Redmond Mayor John Marchione presented his annual State of the City address on Feb. 21 at the Marriott hotel in the Redmond Town Center.
Marchione is in his third and final term as mayor and presented the progress the city has made as well as the direction the city is headed.
“We design what we did with a purpose,” he said. “We’re very intentional about what we do.”
When Marchione became mayor, he said Redmond had not built new roads in more than 12 years. The city lacked infrastructure and he said they caught up by extending 164th Avenue Northeast, Bear Creek Parkway and widening Northeast Union Hill Road. Although it may not seem as so, Marchione said the city has added more than 100 parking spaces in downtown Redmond. The city has also built Fire Station 17 on Northeast 116th Street, which has improved response times in North Redmond.
The year 2014 was the height of homelessness in the city. Marchione said they created a homeless outreach position that has helped decrease the number of homeless people in the city. The outreach coordinator makes personal contact with the homeless and helps get them into the right programs. With the King County Housing Authority, the city was able to purchase Friendly Village, so low-income senior housing can remain in the community. Marchione said the city has also worked with Providence to create the John Gabriel House and with Hopelink to lease land for the organization’s headquarters in Redmond.
“Having a vision is important. If you don’t know where you’re going, you’ll never know if you’re there yet,” Marchione said about the future of Redmond. “Words are cheap. Now its time to get it done.”
During the next few years, Marchione said Redmond will be focusing on the environment, human services, affordable housing and light rail arriving in town by 2024 and creating the two-year budget and six-year financial plan.
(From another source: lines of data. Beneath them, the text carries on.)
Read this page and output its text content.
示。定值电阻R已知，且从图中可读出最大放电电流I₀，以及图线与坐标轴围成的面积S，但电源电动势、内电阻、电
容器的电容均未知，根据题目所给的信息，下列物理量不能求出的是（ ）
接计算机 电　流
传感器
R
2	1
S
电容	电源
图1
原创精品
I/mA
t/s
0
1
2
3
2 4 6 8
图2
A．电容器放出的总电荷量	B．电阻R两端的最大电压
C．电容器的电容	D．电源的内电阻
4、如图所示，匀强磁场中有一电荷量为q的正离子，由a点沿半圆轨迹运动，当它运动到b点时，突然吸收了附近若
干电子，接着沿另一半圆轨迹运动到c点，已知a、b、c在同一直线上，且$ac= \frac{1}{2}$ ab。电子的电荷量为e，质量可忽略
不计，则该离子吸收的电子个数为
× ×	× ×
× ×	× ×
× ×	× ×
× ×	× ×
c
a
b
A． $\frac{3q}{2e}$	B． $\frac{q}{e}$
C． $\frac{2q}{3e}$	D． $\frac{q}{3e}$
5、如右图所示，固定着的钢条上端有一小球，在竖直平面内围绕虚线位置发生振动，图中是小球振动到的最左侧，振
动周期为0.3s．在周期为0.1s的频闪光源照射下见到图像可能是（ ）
Marchione said council’s top priority is environmental stewardship. There are programs in the budget that will allow the environmental manager to coordinate making the city’s carbon footprint smaller. He said they are planning to be very strategic about it.
To be a more diverse and connected community, Marchione said they are working on middle-income housing, as that is something they are missing in the Puget Sound and particularly in Redmond.
“If you have a job in Redmond, we want you to have the opportunity to live in Redmond,” he said. “That makes a community stronger.”
Together with OneRedmond, the city is working on how to accelerate and invest in middle-income housing products. Middle-income housing is the teachers, city employees and administrative assistants in the city. Marchione said the median income is about $80,000 in King County. They have invested $3 million dollars toward middle-income housing.
Fifty-one percent of the budget goes toward infrastructure but Marchione said half of that goes to toward maintaining what the city has.
“That’s our best investment,” he said. “Keeping what we have functioning and giving it a long lifespan.”
Marchione also explained that infrastructure is one of the most expensive things they have to do.
For transportation, Marchione said it’s something that doesn’t truly get better. He said the city is working hard to manage traffic and hopefully light rail will help make a difference. The city also hopes by preparing the street bridge in downtown and soon in Overlake and developing Marymoor Village will help create better mobility and circulation for people to get around.
“Because we’re prosperous [and] because we have jobs, we have traffic,” Marchione said. “A town that has no traffic has no economy.”
To conclude his final address, Marchione said he hopes the next mayor will keep in mind the theme of intentionality, for it has helped Redmond get things done over the years.
“We’ve done a lot of great things. We are a pioneering city and we should continue to be a pioneering city,” he said.
The address sponsor, OneRedmond, presented Marchione an award of appreciation for his “strong and steady” leadership.